Netanyahu has long tried to undercut the prospect of a two-state solution. Ahead of winning reelection in 2015, for example, he declared: “I think that anyone who is going to establish a Palestinian state today and evacuate lands is giving attack grounds to the radical Islam against the state of Israel.”

Netanyahu and others in Israel’s hard-right governing coalition have for years supported the expansion of Israeli settlements in the occupied West Bank, a major obstacle to any peace talks. Hundreds of thousands of Israelis now live on land that might otherwise be considered part of a potential future Palestinian state. In 2019, Netanyahu claimed to have told then-President Donald Trump that he would not agree to evacuate “a single person” from Israeli settlements in the West Bank. Earlier this year, he reportedly said during a meeting with lawmakers that Israel needed to “crush” Palestinian ambition for an independent state.

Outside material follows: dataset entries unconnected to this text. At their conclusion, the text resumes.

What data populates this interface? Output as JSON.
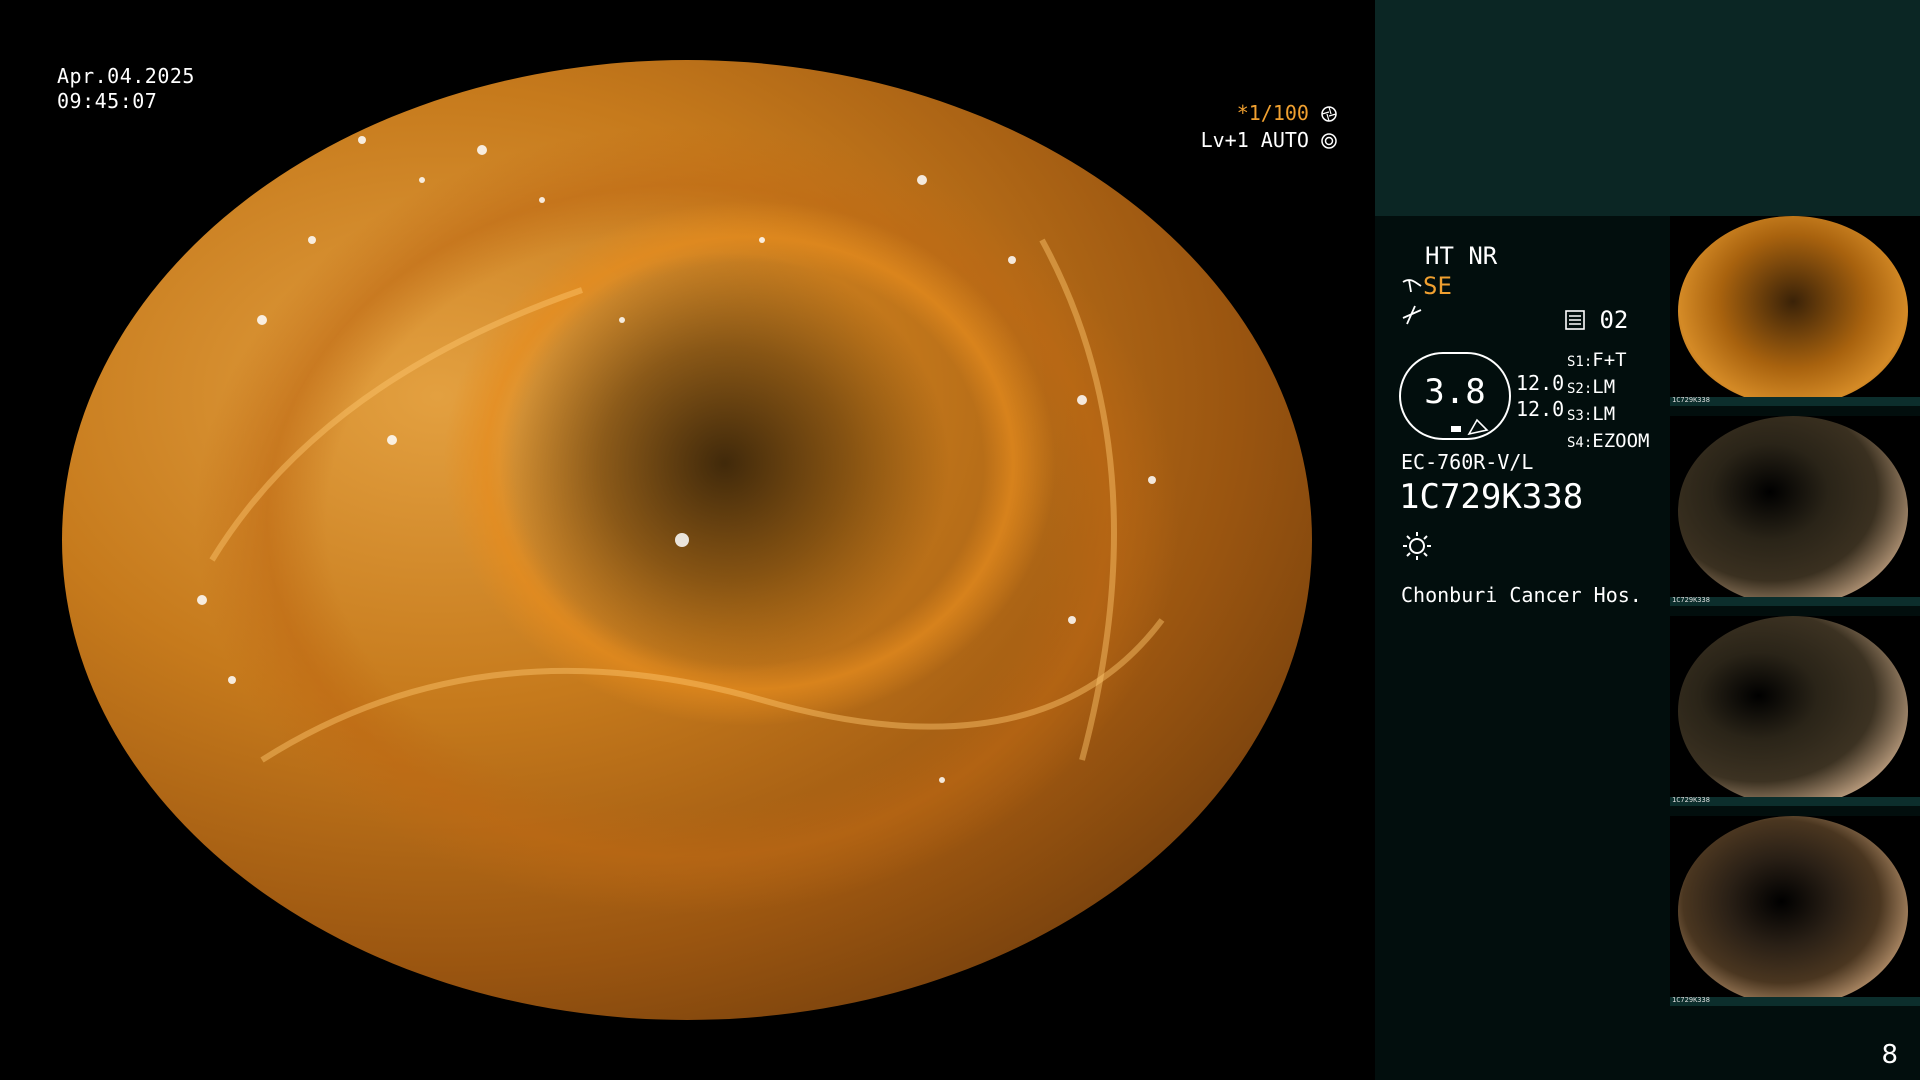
{
  "overlay": {
    "date": "Apr.04.2025",
    "time": "09:45:07",
    "shutter": "*1/100",
    "shutter_icon": "aperture-icon",
    "level": "Lv+1 AUTO",
    "level_icon": "exposure-icon"
  },
  "panel": {
    "mode": "HT NR",
    "se_label": "SE",
    "preset_number": "02",
    "dial_value": "3.8",
    "param_top": "12.0",
    "param_bottom": "12.0",
    "switches": [
      {
        "key": "S1:",
        "value": "F+T"
      },
      {
        "key": "S2:",
        "value": "LM"
      },
      {
        "key": "S3:",
        "value": "LM"
      },
      {
        "key": "S4:",
        "value": "EZOOM"
      }
    ],
    "scope_model": "EC-760R-V/L",
    "scope_serial": "1C729K338",
    "light_icon": "light-source-icon",
    "hospital": "Chonburi Cancer Hos."
  },
  "thumbnails": [
    {
      "caption": "1C729K338"
    },
    {
      "caption": "1C729K338"
    },
    {
      "caption": "1C729K338"
    },
    {
      "caption": "1C729K338"
    }
  ],
  "page_number": "8",
  "colors": {
    "accent_orange": "#f0a030",
    "panel_bg": "#020e0d",
    "teal_box": "#0b2624"
  }
}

Netanyahu’s remarks Saturday also came just hours after the Israeli military acknowledged killing three Israeli hostages who’d been held in Gaza. The New York Times noted that Netanyahu “appeared to be trying to change the subject.”

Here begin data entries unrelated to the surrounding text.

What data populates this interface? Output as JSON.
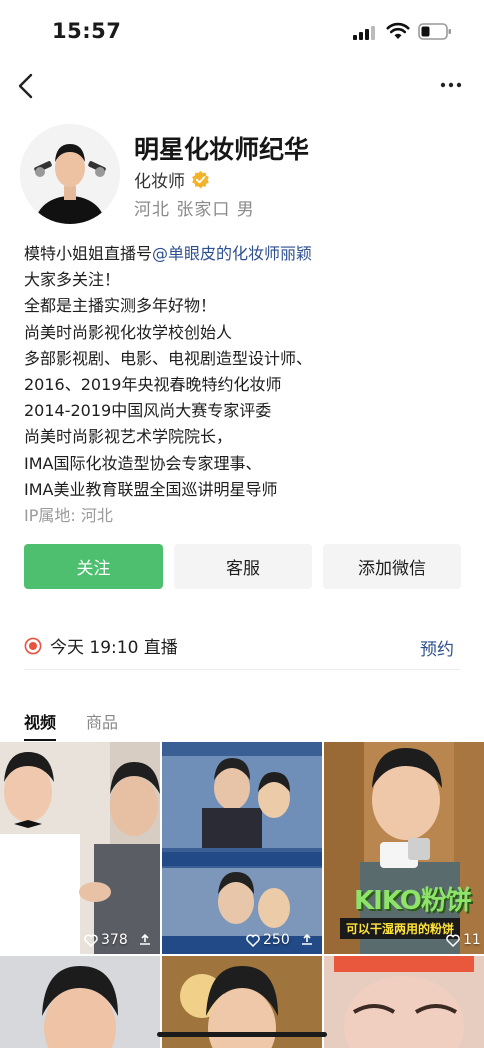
{
  "status": {
    "time": "15:57"
  },
  "profile": {
    "name": "明星化妆师纪华",
    "role": "化妆师",
    "location": "河北 张家口 男"
  },
  "bio": {
    "line1_prefix": "模特小姐姐直播号",
    "line1_mention": "@单眼皮的化妆师丽颖",
    "lines": [
      "大家多关注！",
      "全都是主播实测多年好物！",
      "尚美时尚影视化妆学校创始人",
      "多部影视剧、电影、电视剧造型设计师、",
      "2016、2019年央视春晚特约化妆师",
      "2014-2019中国风尚大赛专家评委",
      "尚美时尚影视艺术学院院长，",
      "IMA国际化妆造型协会专家理事、",
      "IMA美业教育联盟全国巡讲明星导师"
    ],
    "ip": "IP属地: 河北"
  },
  "buttons": {
    "follow": "关注",
    "service": "客服",
    "wechat": "添加微信"
  },
  "live": {
    "text": "今天 19:10 直播",
    "reserve": "预约"
  },
  "tabs": [
    {
      "label": "视频",
      "active": true
    },
    {
      "label": "商品",
      "active": false
    }
  ],
  "videos": [
    {
      "likes": "378"
    },
    {
      "likes": "250"
    },
    {
      "likes": "11",
      "overlay_title": "KIKO粉饼",
      "overlay_subtitle": "可以干湿两用的粉饼"
    }
  ],
  "colors": {
    "follow_green": "#4dbf6e",
    "link_blue": "#2e4f8f",
    "live_red": "#e8533f",
    "verified_gold": "#f2b229"
  },
  "icons": [
    "back-icon",
    "more-icon",
    "verified-icon",
    "live-icon",
    "like-icon",
    "share-icon"
  ]
}
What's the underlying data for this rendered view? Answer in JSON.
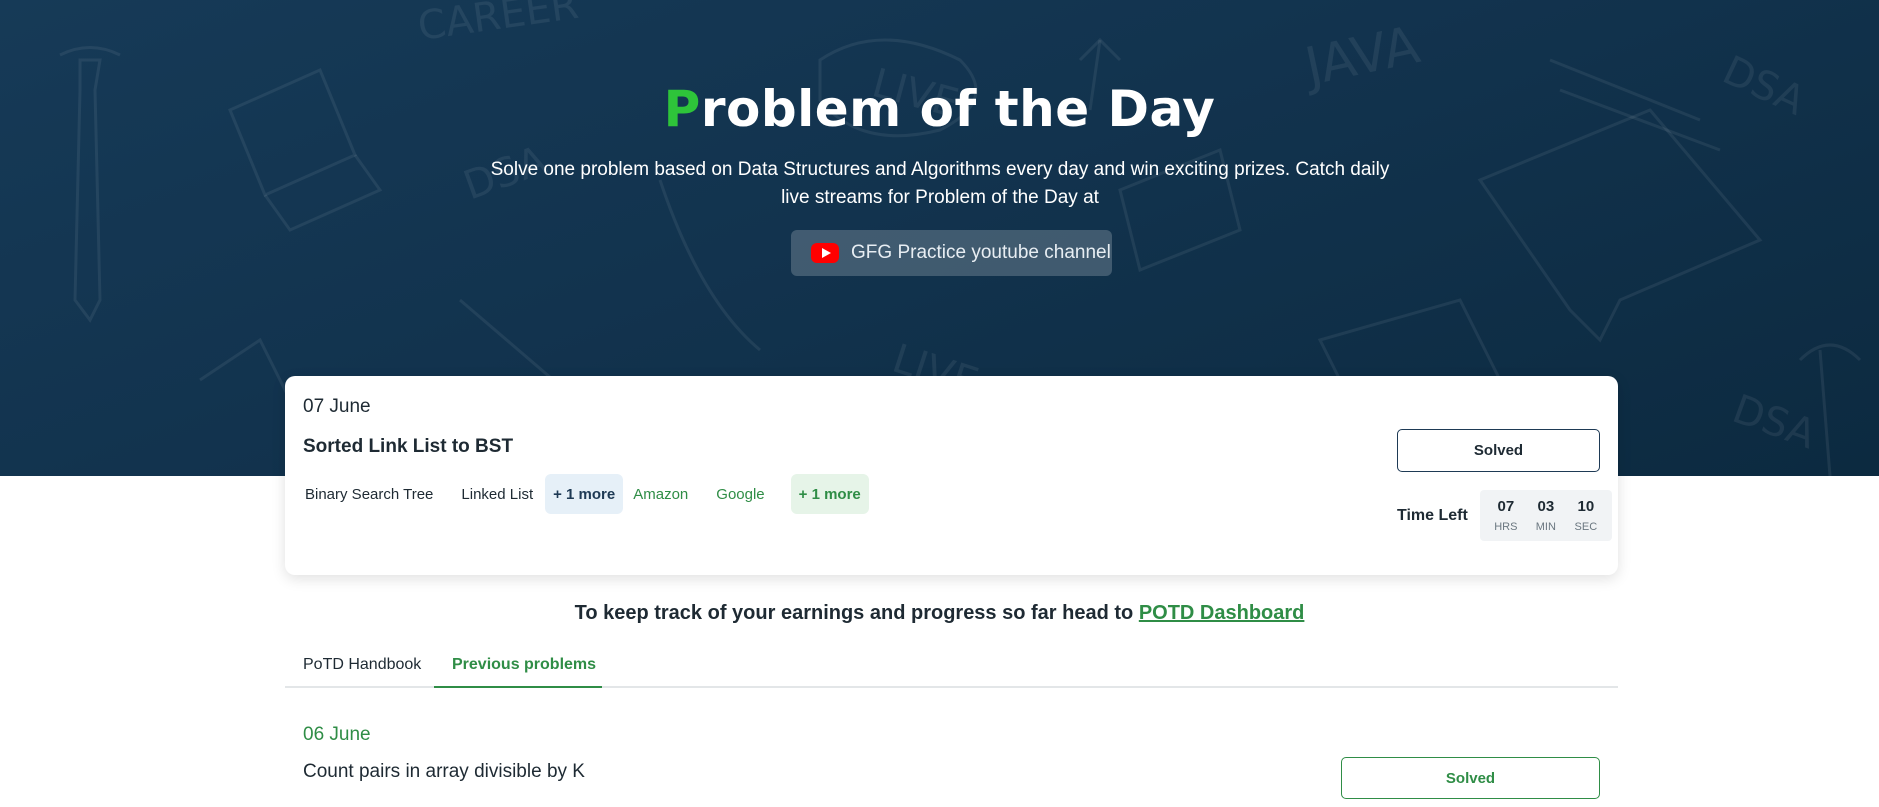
{
  "hero": {
    "title_mark": "P",
    "title_rest": "roblem of the Day",
    "description": "Solve one problem based on Data Structures and Algorithms every day and win exciting prizes. Catch daily live streams for Problem of the Day at",
    "youtube_button": "GFG Practice youtube channel",
    "doodle_words": [
      "CAREER",
      "LIVE",
      "JAVA",
      "DSA",
      "DSA",
      "DSA",
      "LIVE"
    ]
  },
  "today": {
    "date": "07 June",
    "title": "Sorted Link List to BST",
    "topic_tags": [
      "Binary Search Tree",
      "Linked List"
    ],
    "topic_more": "+ 1 more",
    "company_tags": [
      "Amazon",
      "Google"
    ],
    "company_more": "+ 1 more",
    "status_button": "Solved",
    "timer": {
      "label": "Time Left",
      "hours": "07",
      "hours_label": "HRS",
      "minutes": "03",
      "minutes_label": "MIN",
      "seconds": "10",
      "seconds_label": "SEC"
    }
  },
  "track": {
    "text": "To keep track of your earnings and progress so far head to ",
    "link": "POTD Dashboard"
  },
  "tabs": {
    "handbook": "PoTD Handbook",
    "previous": "Previous problems"
  },
  "previous_problem": {
    "date": "06 June",
    "title": "Count pairs in array divisible by K",
    "status_button": "Solved"
  },
  "colors": {
    "brand_green": "#2f8d46",
    "hero_bg": "#12334e",
    "title_mark": "#2ec43a"
  }
}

Since Hamas’ Oct. 7 attack that claimed the lives of some 1,200 Israelis and allowed Hamas and other Gazan militants to take some 240 hostages, Israel has killed nearly 20,000 Palestinians with air strikes and a ground invasion, according to Gaza health authorities. The military action has displaced millions of Palestinians within Gaza.

Following the Oct. 7 attacks, observers have noted Netanyahu and his allies’ occasional expressions of support over the years for Hamas, the governing party in the Gaza Strip. As prime minister, Netanyahu allowed millions of dollars to flow into Gaza, though he claimed Saturday that the money was used for humanitarian purposes and did not benefit Hamas.

In 2015, Bezalel Smotrich, who is now Israel’s far-right finance minister, said: “The Palestinian Authority is a burden, and Hamas is an asset.” Referring to Hamas, he pointed out that “no one will let it put forth a resolution at the U.N. Security Council.”

Netanyahu himself reportedly said in 2019 that “whoever opposes a Palestinian state must support the delivery of funds to Gaza, because maintaining separation between the PA in the West Bank and Hamas in Gaza will prevent the establishment of a Palestinian state.”